Er entzündete sich an der Absetzung des Theaterstücks „Die Totenfeier“ von Adam Mickiewicz und mündete in der Forderung nach freier Meinungsäußerung und mehr Demokratie. „Anders als im Westen spielte der Generationenkonflikt 1968 in Polen nur eine untergeordnete Rolle. Schriftsteller und Wissenschaftler schlossen sich aus Zorn über die offizielle Zensur gegenüber Mickiewicz‘ Stück und ihrer nationalen Kultur dem Protest der Jungen an“, analysierte der ehemalige stellvertretende Chefredakteur der polnischen Zeitung Rzeczpospolita, Jan Skórzynski, in einem Essay für Projekt Syndicate im März 2008.

Der Sündenbock für die Krise in Staat und Partei war schon Monate vor dem „März 1968“ ausgespäht worden: die Überlebenden des Holocaust und ihre Kinder.
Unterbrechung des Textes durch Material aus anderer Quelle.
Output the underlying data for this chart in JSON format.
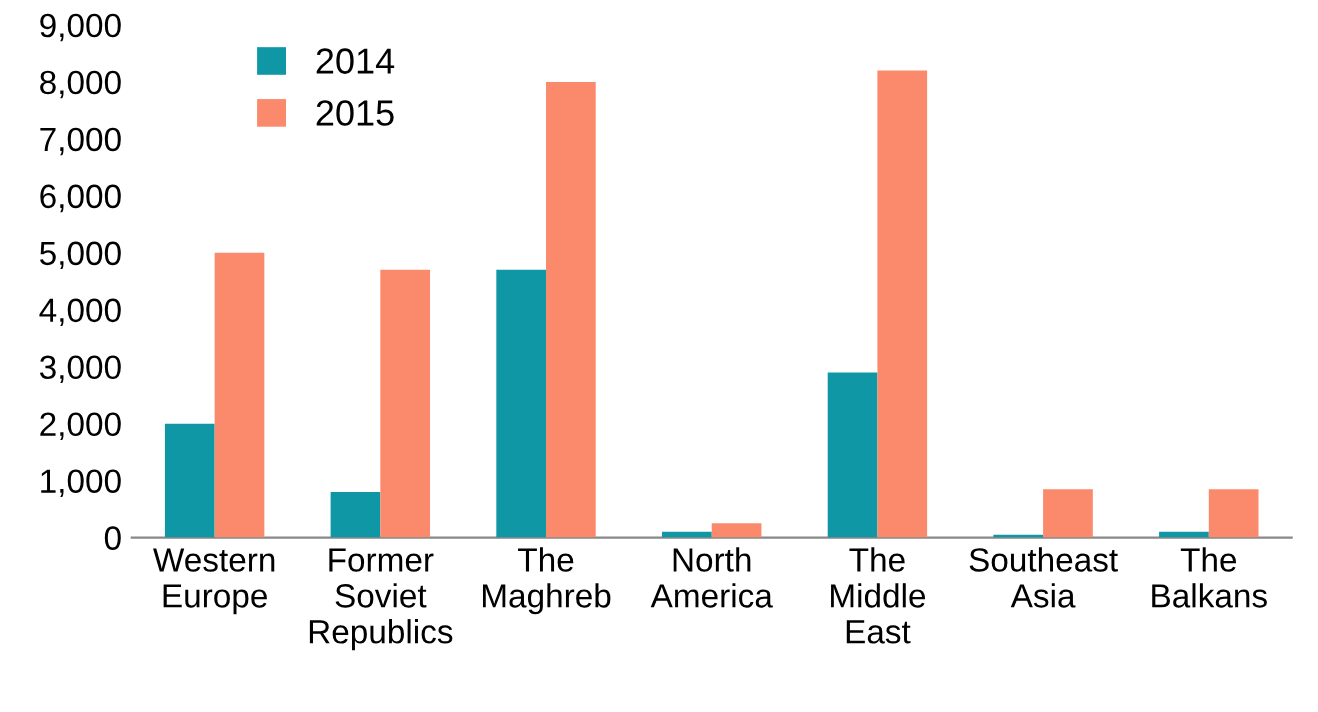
{
  "chart_data": {
    "type": "bar",
    "categories": [
      "Western\nEurope",
      "Former\nSoviet\nRepublics",
      "The\nMaghreb",
      "North\nAmerica",
      "The\nMiddle\nEast",
      "Southeast\nAsia",
      "The\nBalkans"
    ],
    "series": [
      {
        "name": "2014",
        "color": "#0f97a6",
        "values": [
          2000,
          800,
          4700,
          100,
          2900,
          50,
          100
        ]
      },
      {
        "name": "2015",
        "color": "#fa8a6b",
        "values": [
          5000,
          4700,
          8000,
          250,
          8200,
          850,
          850
        ]
      }
    ],
    "ylim": [
      0,
      9000
    ],
    "yticks": [
      {
        "value": 0,
        "label": "0"
      },
      {
        "value": 1000,
        "label": "1,000"
      },
      {
        "value": 2000,
        "label": "2,000"
      },
      {
        "value": 3000,
        "label": "3,000"
      },
      {
        "value": 4000,
        "label": "4,000"
      },
      {
        "value": 5000,
        "label": "5,000"
      },
      {
        "value": 6000,
        "label": "6,000"
      },
      {
        "value": 7000,
        "label": "7,000"
      },
      {
        "value": 8000,
        "label": "8,000"
      },
      {
        "value": 9000,
        "label": "9,000"
      }
    ],
    "grid": false,
    "legend": "top left"
  }
}
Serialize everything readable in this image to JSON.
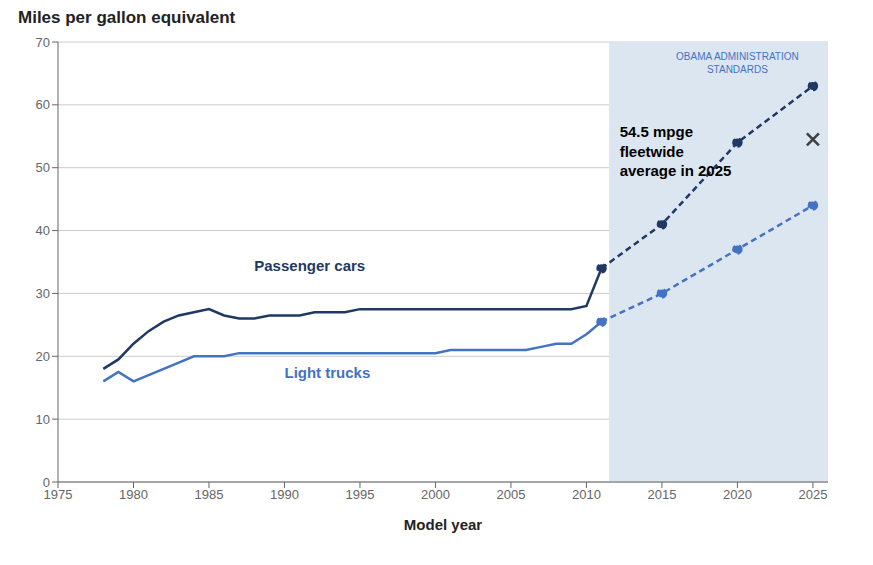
{
  "chart_data": {
    "type": "line",
    "title": "Miles per gallon equivalent",
    "x_label": "Model year",
    "xlim": [
      1975,
      2026
    ],
    "ylim": [
      0,
      70
    ],
    "xticks": [
      1975,
      1980,
      1985,
      1990,
      1995,
      2000,
      2005,
      2010,
      2015,
      2020,
      2025
    ],
    "yticks": [
      0,
      10,
      20,
      30,
      40,
      50,
      60,
      70
    ],
    "grid": true,
    "series": [
      {
        "name": "Passenger cars",
        "color": "#1f3864",
        "line_style": "solid",
        "x": [
          1978,
          1979,
          1980,
          1981,
          1982,
          1983,
          1984,
          1985,
          1986,
          1987,
          1988,
          1989,
          1990,
          1991,
          1992,
          1993,
          1994,
          1995,
          1996,
          1997,
          1998,
          1999,
          2000,
          2001,
          2002,
          2003,
          2004,
          2005,
          2006,
          2007,
          2008,
          2009,
          2010,
          2011
        ],
        "values": [
          18.0,
          19.5,
          22.0,
          24.0,
          25.5,
          26.5,
          27.0,
          27.5,
          26.5,
          26.0,
          26.0,
          26.5,
          26.5,
          26.5,
          27.0,
          27.0,
          27.0,
          27.5,
          27.5,
          27.5,
          27.5,
          27.5,
          27.5,
          27.5,
          27.5,
          27.5,
          27.5,
          27.5,
          27.5,
          27.5,
          27.5,
          27.5,
          28.0,
          34.0
        ],
        "label_x": 1988,
        "label_y": 33.5
      },
      {
        "name": "Light trucks",
        "color": "#4472c4",
        "line_style": "solid",
        "x": [
          1978,
          1979,
          1980,
          1981,
          1982,
          1983,
          1984,
          1985,
          1986,
          1987,
          1988,
          1989,
          1990,
          1991,
          1992,
          1993,
          1994,
          1995,
          1996,
          1997,
          1998,
          1999,
          2000,
          2001,
          2002,
          2003,
          2004,
          2005,
          2006,
          2007,
          2008,
          2009,
          2010,
          2011
        ],
        "values": [
          16.0,
          17.5,
          16.0,
          17.0,
          18.0,
          19.0,
          20.0,
          20.0,
          20.0,
          20.5,
          20.5,
          20.5,
          20.5,
          20.5,
          20.5,
          20.5,
          20.5,
          20.5,
          20.5,
          20.5,
          20.5,
          20.5,
          20.5,
          21.0,
          21.0,
          21.0,
          21.0,
          21.0,
          21.0,
          21.5,
          22.0,
          22.0,
          23.5,
          25.5
        ],
        "label_x": 1990,
        "label_y": 16.5
      },
      {
        "color": "#1f3864",
        "line_style": "dashed",
        "marker": "o",
        "x": [
          2011,
          2015,
          2020,
          2025
        ],
        "values": [
          34.0,
          41.0,
          54.0,
          63.0
        ]
      },
      {
        "color": "#4472c4",
        "line_style": "dashed",
        "marker": "o",
        "x": [
          2011,
          2015,
          2020,
          2025
        ],
        "values": [
          25.5,
          30.0,
          37.0,
          44.0
        ]
      },
      {
        "type": "scatter",
        "marker": "x",
        "color": "#404040",
        "x": [
          2025
        ],
        "values": [
          54.5
        ]
      }
    ],
    "shaded_region": {
      "start": 2011.5,
      "end": 2026,
      "color": "#dce6f1",
      "label": "OBAMA ADMINISTRATION\nSTANDARDS",
      "label_x": 2020,
      "label_y": 68.5,
      "label_color": "#4472c4"
    },
    "annotation": {
      "text": "54.5 mpge\nfleetwide\naverage in 2025",
      "x": 2012.2,
      "y": 57
    }
  }
}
Die „Zionisten“, so heißt es 1968 in fast allen Medien Polens, seien vom Ausland finanzierte Konterrevolutionäre, die die polnische Jugend den Imperialisten in die Arme treiben wollten. Die polnische Regierung reagierte auf die Proteste mit einer antisemitischen Kampagne, in deren Folge bis zu 15.000 Polen jüdischer Abstammung ausgebürgert oder zur Ausreise gezwungen wurden. 

„Die Reisenden des Zuges ‚Chopin‘ werden daran erinnert, daß sie gültige Fahrkarten und Reisedokumente besitzen müssen“, wiederholt die Ansagerin auf dem ‚Danziger Bahnhof‘ in Warschau monoton. Ab März 1968 stehen hier Sonderzüge nach Wien bereit. Polen bürgert „Systemfeinde“ aus.

Von den Tätern fehlt jede Spur. Niemand bekennt sich schuldig.